As different data platforms (e.g. s3 vs. LabKey) have their own specific url and ways of authentication, different parameters need to be set up for how connection to the remote data repository is to be established. Once the connection is established, however, all other interactions (e.g. list, get, version, etc.) are done using the same set of functions. With that in mind, the steps outlined below are divided into

  1. Setting up the connection
  2. Interacting with the data product

Set up connection

Setting up connection to data products involves setting

  1. Board parameters: parameters relating to the remote location of the data product
  2. Credential parameters: parameters checked by the remote location of the data when trying to access

NOTE: prior to proceeding further verify that you have working credentials for the repository you need to access.

Board parameters

  • For s3, you need to know the bucket name and the region.
  • For LabKey, you need to know the url of platform and specific folder.
  • For local boards, you only need to provide the path of the local folder

Format board parameters

For S3, you need to provide the s3 bucket name and region

board_params <- board_params_set_s3(
  bucket_name = "bucket_name",
  region = "us-east-1"
)

For local, you need to provide the absolute folder path

board_params <- board_params_set_local(
  folder = "/project_folder/subfolder"
)

Format your credentials

This can be done with cred_set_aws or cred_set_labkey functions. The cred_set function signatures informs you of the type of parameters needed.

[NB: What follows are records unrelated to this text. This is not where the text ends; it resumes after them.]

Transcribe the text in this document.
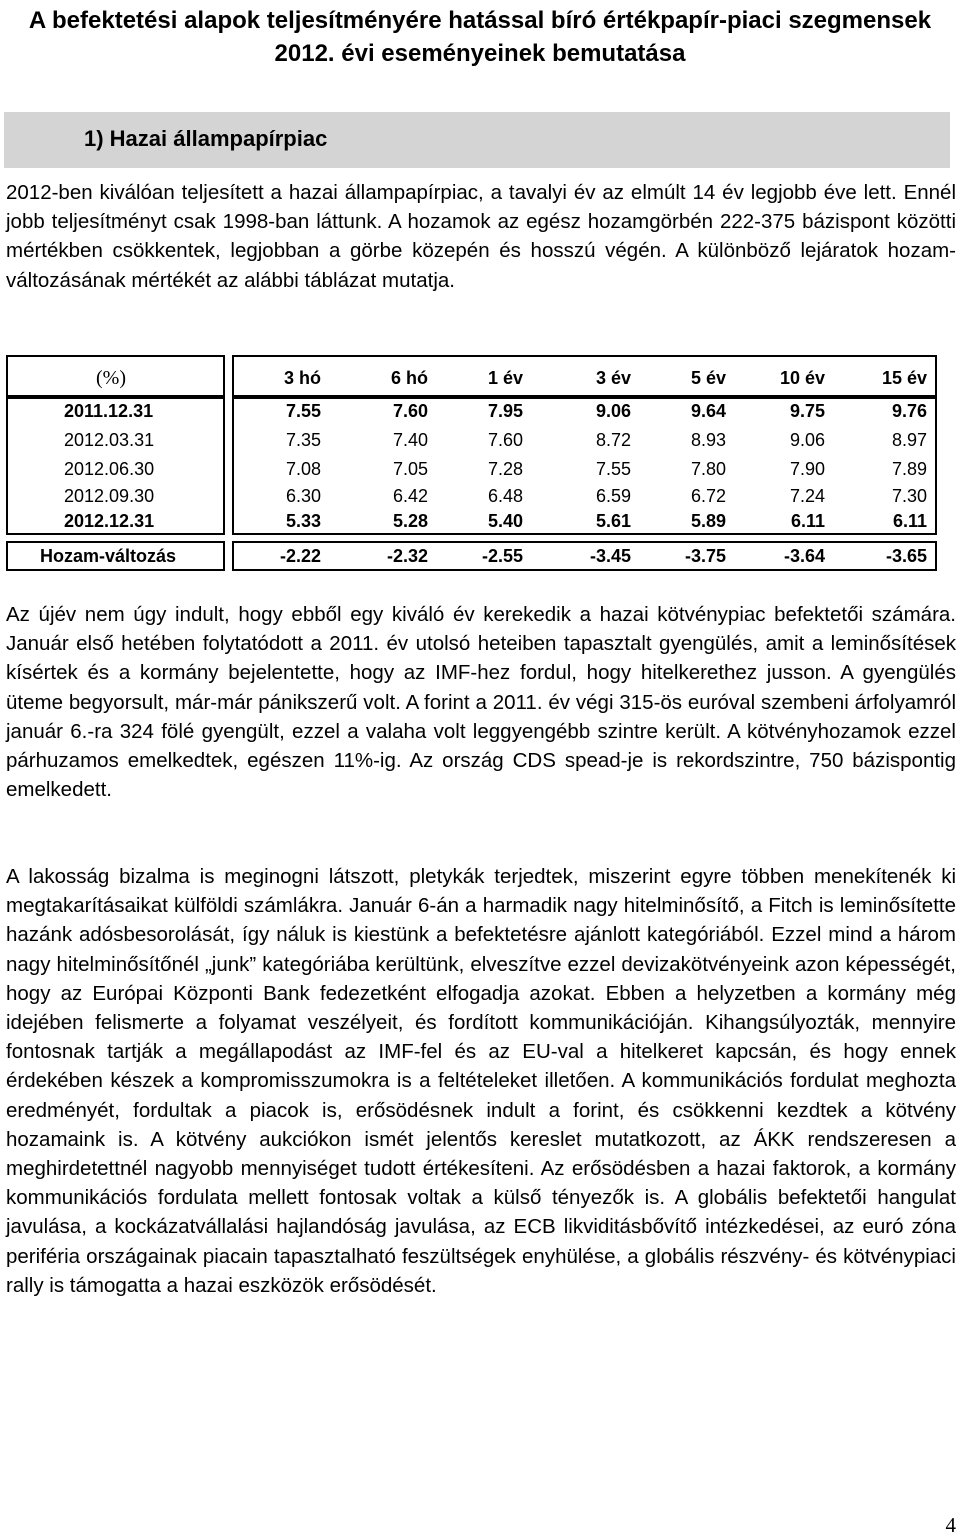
A befektetési alapok teljesítményére hatással bíró értékpapír-piaci szegmensek 2012. évi eseményeinek bemutatása
1) Hazai állampapírpiac

2012-ben kiválóan teljesített a hazai állampapírpiac, a tavalyi év az elmúlt 14 év legjobb éve lett. Ennél jobb teljesítményt csak 1998-ban láttunk. A hozamok az egész hozamgörbén 222-375 bázispont közötti mértékben csökkentek, legjobban a görbe közepén és hosszú végén. A különböző lejáratok hozam-változásának mértékét az alábbi táblázat mutatja.

(%)	3 hó	6 hó	1 év	3 év	5 év	10 év	15 év
2011.12.31	7.55	7.60	7.95	9.06	9.64	9.75	9.76
2012.03.31	7.35	7.40	7.60	8.72	8.93	9.06	8.97
2012.06.30	7.08	7.05	7.28	7.55	7.80	7.90	7.89
2012.09.30	6.30	6.42	6.48	6.59	6.72	7.24	7.30
2012.12.31	5.33	5.28	5.40	5.61	5.89	6.11	6.11
Hozam-változás	-2.22	-2.32	-2.55	-3.45	-3.75	-3.64	-3.65

Az újév nem úgy indult, hogy ebből egy kiváló év kerekedik a hazai kötvénypiac befektetői számára. Január első hetében folytatódott a 2011. év utolsó heteiben tapasztalt gyengülés, amit a leminősítések kísértek és a kormány bejelentette, hogy az IMF-hez fordul, hogy hitelkerethez jusson. A gyengülés üteme begyorsult, már-már pánikszerű volt. A forint a 2011. év végi 315-ös euróval szembeni árfolyamról január 6.-ra 324 fölé gyengült, ezzel a valaha volt leggyengébb szintre került. A kötvényhozamok ezzel párhuzamos emelkedtek, egészen 11%-ig. Az ország CDS spead-je is rekordszintre, 750 bázispontig emelkedett.

A lakosság bizalma is meginogni látszott, pletykák terjedtek, miszerint egyre többen menekítenék ki megtakarításaikat külföldi számlákra. Január 6-án a harmadik nagy hitelminősítő, a Fitch is leminősítette hazánk adósbesorolását, így náluk is kiestünk a befektetésre ajánlott kategóriából. Ezzel mind a három nagy hitelminősítőnél „junk” kategóriába kerültünk, elveszítve ezzel devizakötvényeink azon képességét, hogy az Európai Központi Bank fedezetként elfogadja azokat. Ebben a helyzetben a kormány még idejében felismerte a folyamat veszélyeit, és fordított kommunikációján. Kihangsúlyozták, mennyire fontosnak tartják a megállapodást az IMF-fel és az EU-val a hitelkeret kapcsán, és hogy ennek érdekében készek a kompromisszumokra is a feltételeket illetően. A kommunikációs fordulat meghozta eredményét, fordultak a piacok is, erősödésnek indult a forint, és csökkenni kezdtek a kötvény hozamaink is. A kötvény aukciókon ismét jelentős kereslet mutatkozott, az ÁKK rendszeresen a meghirdetettnél nagyobb mennyiséget tudott értékesíteni. Az erősödésben a hazai faktorok, a kormány kommunikációs fordulata mellett fontosak voltak a külső tényezők is. A globális befektetői hangulat javulása, a kockázatvállalási hajlandóság javulása, az ECB likviditásbővítő intézkedései, az euró zóna periféria országainak piacain tapasztalható feszültségek enyhülése, a globális részvény- és kötvénypiaci rally is támogatta a hazai eszközök erősödését.

4
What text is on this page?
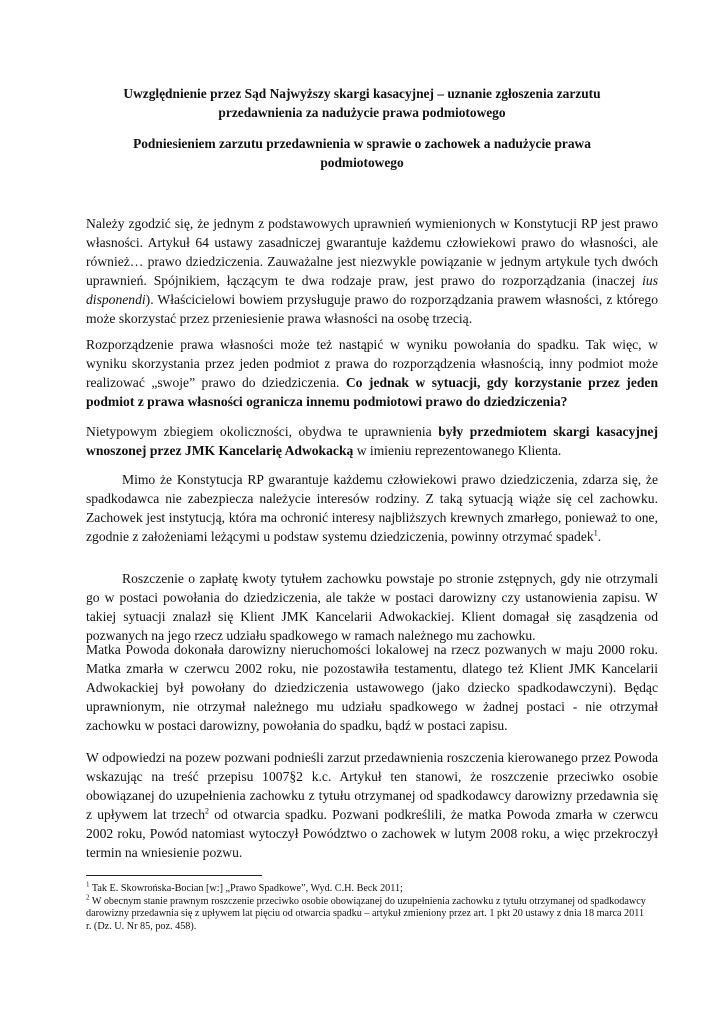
Uwzględnienie przez Sąd Najwyższy skargi kasacyjnej – uznanie zgłoszenia zarzutu przedawnienia za nadużycie prawa podmiotowego
Podniesieniem zarzutu przedawnienia w sprawie o zachowek a nadużycie prawa podmiotowego

Należy zgodzić się, że jednym z podstawowych uprawnień wymienionych w Konstytucji RP jest prawo własności. Artykuł 64 ustawy zasadniczej gwarantuje każdemu człowiekowi prawo do własności, ale również… prawo dziedziczenia. Zauważalne jest niezwykle powiązanie w jednym artykule tych dwóch uprawnień. Spójnikiem, łączącym te dwa rodzaje praw, jest prawo do rozporządzania (inaczej ius disponendi). Właścicielowi bowiem przysługuje prawo do rozporządzania prawem własności, z którego może skorzystać przez przeniesienie prawa własności na osobę trzecią.

Rozporządzenie prawa własności może też nastąpić w wyniku powołania do spadku. Tak więc, w wyniku skorzystania przez jeden podmiot z prawa do rozporządzenia własnością, inny podmiot może realizować „swoje” prawo do dziedziczenia. Co jednak w sytuacji, gdy korzystanie przez jeden podmiot z prawa własności ogranicza innemu podmiotowi prawo do dziedziczenia?

Nietypowym zbiegiem okoliczności, obydwa te uprawnienia były przedmiotem skargi kasacyjnej wnoszonej przez JMK Kancelarię Adwokacką w imieniu reprezentowanego Klienta.

Mimo że Konstytucja RP gwarantuje każdemu człowiekowi prawo dziedziczenia, zdarza się, że spadkodawca nie zabezpiecza należycie interesów rodziny. Z taką sytuacją wiąże się cel zachowku. Zachowek jest instytucją, która ma ochronić interesy najbliższych krewnych zmarłego, ponieważ to one, zgodnie z założeniami leżącymi u podstaw systemu dziedziczenia, powinny otrzymać spadek$^1$.

Roszczenie o zapłatę kwoty tytułem zachowku powstaje po stronie zstępnych, gdy nie otrzymali go w postaci powołania do dziedziczenia, ale także w postaci darowizny czy ustanowienia zapisu. W takiej sytuacji znalazł się Klient JMK Kancelarii Adwokackiej. Klient domagał się zasądzenia od pozwanych na jego rzecz udziału spadkowego w ramach należnego mu zachowku.

Matka Powoda dokonała darowizny nieruchomości lokalowej na rzecz pozwanych w maju 2000 roku. Matka zmarła w czerwcu 2002 roku, nie pozostawiła testamentu, dlatego też Klient JMK Kancelarii Adwokackiej był powołany do dziedziczenia ustawowego (jako dziecko spadkodawczyni). Będąc uprawnionym, nie otrzymał należnego mu udziału spadkowego w żadnej postaci - nie otrzymał zachowku w postaci darowizny, powołania do spadku, bądź w postaci zapisu.

W odpowiedzi na pozew pozwani podnieśli zarzut przedawnienia roszczenia kierowanego przez Powoda wskazując na treść przepisu 1007§2 k.c. Artykuł ten stanowi, że roszczenie przeciwko osobie obowiązanej do uzupełnienia zachowku z tytułu otrzymanej od spadkodawcy darowizny przedawnia się z upływem lat trzech$^2$ od otwarcia spadku. Pozwani podkreślili, że matka Powoda zmarła w czerwcu 2002 roku, Powód natomiast wytoczył Powództwo o zachowek w lutym 2008 roku, a więc przekroczył termin na wniesienie pozwu.

$^1$ Tak E. Skowrońska-Bocian [w:] „Prawo Spadkowe”, Wyd. C.H. Beck 2011;

$^2$ W obecnym stanie prawnym roszczenie przeciwko osobie obowiązanej do uzupełnienia zachowku z tytułu otrzymanej od spadkodawcy darowizny przedawnia się z upływem lat pięciu od otwarcia spadku – artykuł zmieniony przez art. 1 pkt 20 ustawy z dnia 18 marca 2011 r. (Dz. U. Nr 85, poz. 458).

NOTE: For security reasons, avoid putting your credentials inside your script. It is highly recommended to establish a habit of using environment variables in conjunction with secret management packages like keyring. Below, exemplifies this pattern, where the env variables are set using Sys.setenv("AWS_KEY" = "xxxx") in console, or using keyring, Sys.setenv("AWS_KEY" = keyring::key_get(service = "AWS_KEY"). Similarly, “AWS_SECRET” can be set as an environment variable.

The signature for creds for AWS s3 is takes two parameters.

aws_creds <- creds_set_aws(
  key = Sys.getenv("AWS_KEY"),
  secret = Sys.getenv("AWS_SECRET")
)

Connect and interact with data product

With the connection parameters established, interaction with the data product use the same set of function and format no matter where the data is housed.

Connect to the board

Then we can connect to the board.

board_object <- dp_connect(board_params = board_params, creds = aws_creds)

Work with the board

List what data products available on this board we just connected to. Note we need to pass the board object in order to list available data products.

dp_list(board_object = board_object)

Retrieve data

Load data into the working environment, e.g. as object dp. Specifying version is optional.

dp <- dp_get(
  board_object = board_object,
  data_name = "dp-studyid_branchid",
  version = "c5a51c3"
)